Givens: \forall x\ge 0:\quad f^{ \prime \prime }\left( x \right) \ge 0;\quad f\left( 0 \right) =0
Prove: \forall a,b\ge 0:\quad f\left( a+b \right) \ge f\left( a \right) +f\left( b \right)

Homework Equations

By definition, f is convex iff \forall x,y\in \Re \quad \wedge \quad \forall \lambda :\quad 0\le \lambda \le 1\quad \Rightarrow \quad f\left( \lambda x+(1-\lambda )y \right) \le \lambda f\left( x \right) +(1-\lambda )f\left( y \right)

The Attempt at a Solution

Intuition-wise I see that a convex function's values increase at an increasing rate, but that's equivalent to f^{ \prime \prime }\left( x \right) \ge 0
I also see that f\left( 0 \right) =0 is necessary for the inequality to hold, but I can't find any tools with which I can work on proving the inequality.
Also I figure \forall x\ge 0:\quad f^{ \prime }\left( x \right) \ge 0 and also monotonously increasing.

 

[micromass]

OK, so we wish to prove that a convex function is "superadditive".

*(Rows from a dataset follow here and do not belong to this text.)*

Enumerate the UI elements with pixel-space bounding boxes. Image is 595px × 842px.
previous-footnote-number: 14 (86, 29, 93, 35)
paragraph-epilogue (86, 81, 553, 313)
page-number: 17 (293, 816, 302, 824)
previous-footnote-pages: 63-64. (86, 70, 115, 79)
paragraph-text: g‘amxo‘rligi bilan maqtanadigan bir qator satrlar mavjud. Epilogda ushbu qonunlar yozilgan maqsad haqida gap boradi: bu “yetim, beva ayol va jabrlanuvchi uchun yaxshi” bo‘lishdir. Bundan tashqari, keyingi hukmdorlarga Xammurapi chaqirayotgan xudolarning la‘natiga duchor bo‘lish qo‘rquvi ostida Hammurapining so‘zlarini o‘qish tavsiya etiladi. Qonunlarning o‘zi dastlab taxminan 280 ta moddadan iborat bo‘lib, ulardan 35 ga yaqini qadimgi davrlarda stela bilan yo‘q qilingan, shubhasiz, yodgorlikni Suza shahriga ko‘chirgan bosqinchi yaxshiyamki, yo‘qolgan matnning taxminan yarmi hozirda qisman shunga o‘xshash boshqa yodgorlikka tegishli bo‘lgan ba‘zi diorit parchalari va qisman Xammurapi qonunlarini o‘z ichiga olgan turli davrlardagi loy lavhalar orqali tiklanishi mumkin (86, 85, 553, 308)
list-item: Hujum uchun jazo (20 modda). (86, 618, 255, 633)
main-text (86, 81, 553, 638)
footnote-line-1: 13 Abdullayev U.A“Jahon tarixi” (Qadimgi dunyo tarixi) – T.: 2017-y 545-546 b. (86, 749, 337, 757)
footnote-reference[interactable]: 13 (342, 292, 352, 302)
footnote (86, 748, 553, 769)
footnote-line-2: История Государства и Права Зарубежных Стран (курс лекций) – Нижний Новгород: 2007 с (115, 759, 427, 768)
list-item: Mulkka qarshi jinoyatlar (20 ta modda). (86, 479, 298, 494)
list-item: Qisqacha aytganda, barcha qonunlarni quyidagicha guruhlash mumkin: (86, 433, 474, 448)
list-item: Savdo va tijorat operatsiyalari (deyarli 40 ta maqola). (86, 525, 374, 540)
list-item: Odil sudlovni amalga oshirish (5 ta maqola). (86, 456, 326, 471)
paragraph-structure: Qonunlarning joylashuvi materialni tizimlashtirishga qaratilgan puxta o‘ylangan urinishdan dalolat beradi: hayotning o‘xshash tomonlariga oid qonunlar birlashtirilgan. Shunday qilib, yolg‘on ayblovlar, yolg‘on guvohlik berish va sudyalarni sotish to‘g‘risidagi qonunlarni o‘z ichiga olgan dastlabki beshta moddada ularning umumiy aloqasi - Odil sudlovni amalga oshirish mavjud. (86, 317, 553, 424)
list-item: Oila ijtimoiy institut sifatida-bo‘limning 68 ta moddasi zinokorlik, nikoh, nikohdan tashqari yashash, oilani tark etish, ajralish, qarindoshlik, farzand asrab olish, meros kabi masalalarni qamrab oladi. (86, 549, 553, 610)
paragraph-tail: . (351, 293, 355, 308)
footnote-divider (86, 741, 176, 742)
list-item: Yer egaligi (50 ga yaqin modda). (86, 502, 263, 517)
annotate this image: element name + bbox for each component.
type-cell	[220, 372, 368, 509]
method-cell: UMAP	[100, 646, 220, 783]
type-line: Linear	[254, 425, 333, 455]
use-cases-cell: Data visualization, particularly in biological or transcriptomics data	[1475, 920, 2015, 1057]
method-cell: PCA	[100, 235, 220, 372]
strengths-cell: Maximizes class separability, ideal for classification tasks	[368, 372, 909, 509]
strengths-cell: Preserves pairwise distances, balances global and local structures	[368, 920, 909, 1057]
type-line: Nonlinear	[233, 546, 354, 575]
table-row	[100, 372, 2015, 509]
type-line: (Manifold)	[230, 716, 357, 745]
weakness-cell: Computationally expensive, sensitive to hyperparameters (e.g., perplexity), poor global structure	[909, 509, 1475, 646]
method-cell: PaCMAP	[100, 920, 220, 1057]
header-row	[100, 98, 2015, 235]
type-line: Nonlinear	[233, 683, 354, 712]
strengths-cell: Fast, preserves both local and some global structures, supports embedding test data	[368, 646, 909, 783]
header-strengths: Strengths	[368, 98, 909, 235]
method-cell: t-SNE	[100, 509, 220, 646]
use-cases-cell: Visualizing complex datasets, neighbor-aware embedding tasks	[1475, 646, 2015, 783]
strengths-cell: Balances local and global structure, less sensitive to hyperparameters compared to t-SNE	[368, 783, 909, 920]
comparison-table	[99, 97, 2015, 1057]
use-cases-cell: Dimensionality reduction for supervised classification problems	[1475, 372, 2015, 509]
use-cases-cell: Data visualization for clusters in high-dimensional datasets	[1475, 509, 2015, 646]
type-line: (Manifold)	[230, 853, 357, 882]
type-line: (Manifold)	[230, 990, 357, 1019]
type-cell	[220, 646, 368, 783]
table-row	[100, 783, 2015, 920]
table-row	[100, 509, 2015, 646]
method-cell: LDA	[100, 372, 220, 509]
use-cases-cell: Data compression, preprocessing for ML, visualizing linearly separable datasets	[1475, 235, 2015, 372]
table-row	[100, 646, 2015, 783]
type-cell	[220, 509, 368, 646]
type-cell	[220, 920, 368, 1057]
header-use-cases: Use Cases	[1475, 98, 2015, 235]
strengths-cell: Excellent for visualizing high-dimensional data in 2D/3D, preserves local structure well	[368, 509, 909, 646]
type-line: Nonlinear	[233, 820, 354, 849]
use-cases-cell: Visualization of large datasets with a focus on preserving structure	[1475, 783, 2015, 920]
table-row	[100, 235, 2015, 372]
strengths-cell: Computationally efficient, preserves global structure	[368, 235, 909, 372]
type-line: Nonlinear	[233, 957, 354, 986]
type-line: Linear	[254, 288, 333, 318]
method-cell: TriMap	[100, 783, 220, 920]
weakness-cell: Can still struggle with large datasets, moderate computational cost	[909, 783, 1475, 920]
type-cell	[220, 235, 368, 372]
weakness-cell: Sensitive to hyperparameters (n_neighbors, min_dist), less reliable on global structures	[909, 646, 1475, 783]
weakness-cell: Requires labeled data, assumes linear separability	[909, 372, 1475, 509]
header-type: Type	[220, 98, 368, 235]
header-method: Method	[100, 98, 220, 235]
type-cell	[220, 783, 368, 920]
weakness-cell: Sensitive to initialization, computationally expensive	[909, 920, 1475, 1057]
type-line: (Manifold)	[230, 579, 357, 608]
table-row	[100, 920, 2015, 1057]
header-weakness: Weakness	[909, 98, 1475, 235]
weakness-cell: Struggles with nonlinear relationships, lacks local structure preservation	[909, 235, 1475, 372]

First, can you prove that if t\in [0,1], that then

f(tx)\leq tf(x)

Just apply convexity and use that f(0)=0.

 

[Contingency]

alright, that's immediate from taking y=0.
So I now know that f(\lambda x)\leq \lambda f(x)

 

[micromass]

Now write

f(a)+f(b)=f\left(\frac{a}{a+b}(a+b)\right)+f\left(\frac{b}{a+b}(a+b) \right)

and apply that inequality you just obtained.

 

[Contingency]

just figured that bit out
thanks alot!